Caroline is a 38-year-old mother of three girls between the ages of 5 and 10. She was recently divorced from an abusive, abusive, and spiritually abusive husband. One day when we were talking, Caroline was talking about how her husband or wife acted impulsively and aggressively. A few things he said reminded me of the movie, As Good As It Gets. Before explaining the similarities, I asked him if he had seen the film and what he thought. To my surprise, they hated the video (I’ve seen it five or five times and recommended it to several other clients). It was a good moment. Caroline was angry when she said that the film seemed impossible. He was worried that Helen Hunts might marry the character of Jack Nicholson because he was handsome but could forget about his flaws. Then Helen lived like Caroline, 10 years later, wondering how she had missed the obvious signs of dysfunction. Because of domestic violence, Caroline feels inferior and suffers from depression. This is the first time he has expressed his opinion on anything. We discussed the questions in the Movie Review Page at the same time. This opened the door for us to work more effectively. Caroline is not mad at the movie, but at herself for her bad thinking and bad choices. Because he was embarrassed and ashamed of his condition, he stopped interacting with others (even those who cared about his welfare).

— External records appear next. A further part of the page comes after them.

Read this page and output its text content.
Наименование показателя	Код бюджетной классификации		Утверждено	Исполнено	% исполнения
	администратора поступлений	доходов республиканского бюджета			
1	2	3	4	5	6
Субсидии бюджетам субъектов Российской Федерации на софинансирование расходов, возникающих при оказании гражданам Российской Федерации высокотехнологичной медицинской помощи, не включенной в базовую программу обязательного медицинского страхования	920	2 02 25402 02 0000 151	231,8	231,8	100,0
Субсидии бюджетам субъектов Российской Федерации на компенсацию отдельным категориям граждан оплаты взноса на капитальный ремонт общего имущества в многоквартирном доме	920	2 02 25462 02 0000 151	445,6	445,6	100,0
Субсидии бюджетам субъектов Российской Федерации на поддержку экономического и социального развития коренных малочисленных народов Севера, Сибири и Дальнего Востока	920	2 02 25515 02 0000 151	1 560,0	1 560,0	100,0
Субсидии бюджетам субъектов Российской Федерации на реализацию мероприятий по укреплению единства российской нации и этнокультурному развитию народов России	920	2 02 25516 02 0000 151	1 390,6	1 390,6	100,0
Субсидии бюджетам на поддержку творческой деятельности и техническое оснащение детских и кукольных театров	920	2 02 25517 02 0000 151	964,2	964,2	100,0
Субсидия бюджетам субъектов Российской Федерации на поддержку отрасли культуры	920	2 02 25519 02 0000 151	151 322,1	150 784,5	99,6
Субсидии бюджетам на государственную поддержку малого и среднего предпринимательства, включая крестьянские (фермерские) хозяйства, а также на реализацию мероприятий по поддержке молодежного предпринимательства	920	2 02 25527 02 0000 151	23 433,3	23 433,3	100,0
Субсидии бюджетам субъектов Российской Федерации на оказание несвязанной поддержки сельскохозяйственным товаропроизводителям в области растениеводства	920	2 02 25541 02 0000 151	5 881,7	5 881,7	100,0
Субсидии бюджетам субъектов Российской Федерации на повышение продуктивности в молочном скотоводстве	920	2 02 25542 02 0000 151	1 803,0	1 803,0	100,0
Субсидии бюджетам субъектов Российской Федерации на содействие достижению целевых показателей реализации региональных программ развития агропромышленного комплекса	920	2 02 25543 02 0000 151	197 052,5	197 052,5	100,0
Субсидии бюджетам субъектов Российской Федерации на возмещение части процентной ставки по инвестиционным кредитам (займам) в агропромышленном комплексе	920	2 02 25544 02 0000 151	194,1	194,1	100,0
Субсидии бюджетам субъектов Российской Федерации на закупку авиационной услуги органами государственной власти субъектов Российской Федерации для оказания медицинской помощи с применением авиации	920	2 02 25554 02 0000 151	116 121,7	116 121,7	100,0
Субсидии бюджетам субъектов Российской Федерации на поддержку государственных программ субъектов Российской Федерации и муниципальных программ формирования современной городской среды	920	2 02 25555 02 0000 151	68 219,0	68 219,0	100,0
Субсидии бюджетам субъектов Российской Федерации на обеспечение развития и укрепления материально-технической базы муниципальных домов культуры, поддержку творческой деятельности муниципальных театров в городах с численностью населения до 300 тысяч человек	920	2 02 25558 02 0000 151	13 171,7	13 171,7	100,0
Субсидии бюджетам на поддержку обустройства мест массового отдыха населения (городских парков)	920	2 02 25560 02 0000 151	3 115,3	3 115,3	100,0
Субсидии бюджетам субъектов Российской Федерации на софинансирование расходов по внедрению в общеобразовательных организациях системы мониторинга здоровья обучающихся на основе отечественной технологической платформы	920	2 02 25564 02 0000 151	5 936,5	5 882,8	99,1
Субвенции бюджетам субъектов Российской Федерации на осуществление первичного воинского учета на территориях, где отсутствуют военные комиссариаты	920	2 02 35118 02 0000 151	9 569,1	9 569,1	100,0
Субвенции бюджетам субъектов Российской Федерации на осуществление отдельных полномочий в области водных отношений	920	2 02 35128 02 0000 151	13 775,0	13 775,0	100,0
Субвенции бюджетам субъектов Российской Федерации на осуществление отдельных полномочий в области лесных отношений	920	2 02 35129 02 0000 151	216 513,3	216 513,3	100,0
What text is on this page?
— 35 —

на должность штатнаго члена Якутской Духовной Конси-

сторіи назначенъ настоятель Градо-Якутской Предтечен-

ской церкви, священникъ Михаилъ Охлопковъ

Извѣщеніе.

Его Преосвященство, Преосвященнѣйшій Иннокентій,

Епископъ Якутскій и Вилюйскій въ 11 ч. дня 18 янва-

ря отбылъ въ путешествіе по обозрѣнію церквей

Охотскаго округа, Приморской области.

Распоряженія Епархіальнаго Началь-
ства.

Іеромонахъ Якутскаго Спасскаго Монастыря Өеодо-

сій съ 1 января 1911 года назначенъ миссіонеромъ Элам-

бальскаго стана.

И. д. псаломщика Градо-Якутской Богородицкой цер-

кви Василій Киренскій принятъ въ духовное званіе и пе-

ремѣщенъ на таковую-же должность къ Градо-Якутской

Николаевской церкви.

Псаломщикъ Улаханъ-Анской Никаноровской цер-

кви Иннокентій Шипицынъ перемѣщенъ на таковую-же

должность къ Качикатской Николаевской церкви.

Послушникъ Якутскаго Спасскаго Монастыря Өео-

The film helped Caroline to admit that even though she had been traumatized, she needed to socialize in order to heal. At the same time, they had to establish new communication channels. He was also asked to answer the question, What if this is good? Caroline began to search herself to find out what is happening these days and asked herself: “Who am I?” What have I learned from my past experiences that will help me now? What do I want in life? What do I want in a relationship? Will my current behavior help me achieve my goals? What am I willing to change? During therapy, Caroline began to accept her personal responsibility and develop a plan. They are learning to step out and trust their new discoveries. Find a counselor to find solutions to your problems.
Although Cinema Therapy can be used with a variety of clients, it is not recommended for those with severe mental illness. Counselors should be aware that watching certain scenes in a film may cause clients to relive their pain. Pay attention. Instead of assigning videos as homework, video clips (5 to 10 minutes) can be watched in the unit. Then the content can be edited Instantly. Cinema Therapy is an underutilized technique that I believe will become more popular as it is used and its effectiveness is better understood. Our lives can be seen as one long movie without time. Consider the story of the Truman Show. Meeting a new client is like coming in the middle of a movie. Sometimes it takes a while to figure out what’s going on, even when the client is giving flashbacks. Using Cinema Therapy is a way for counselors to engage with clients in a non-threatening way as they share their stories.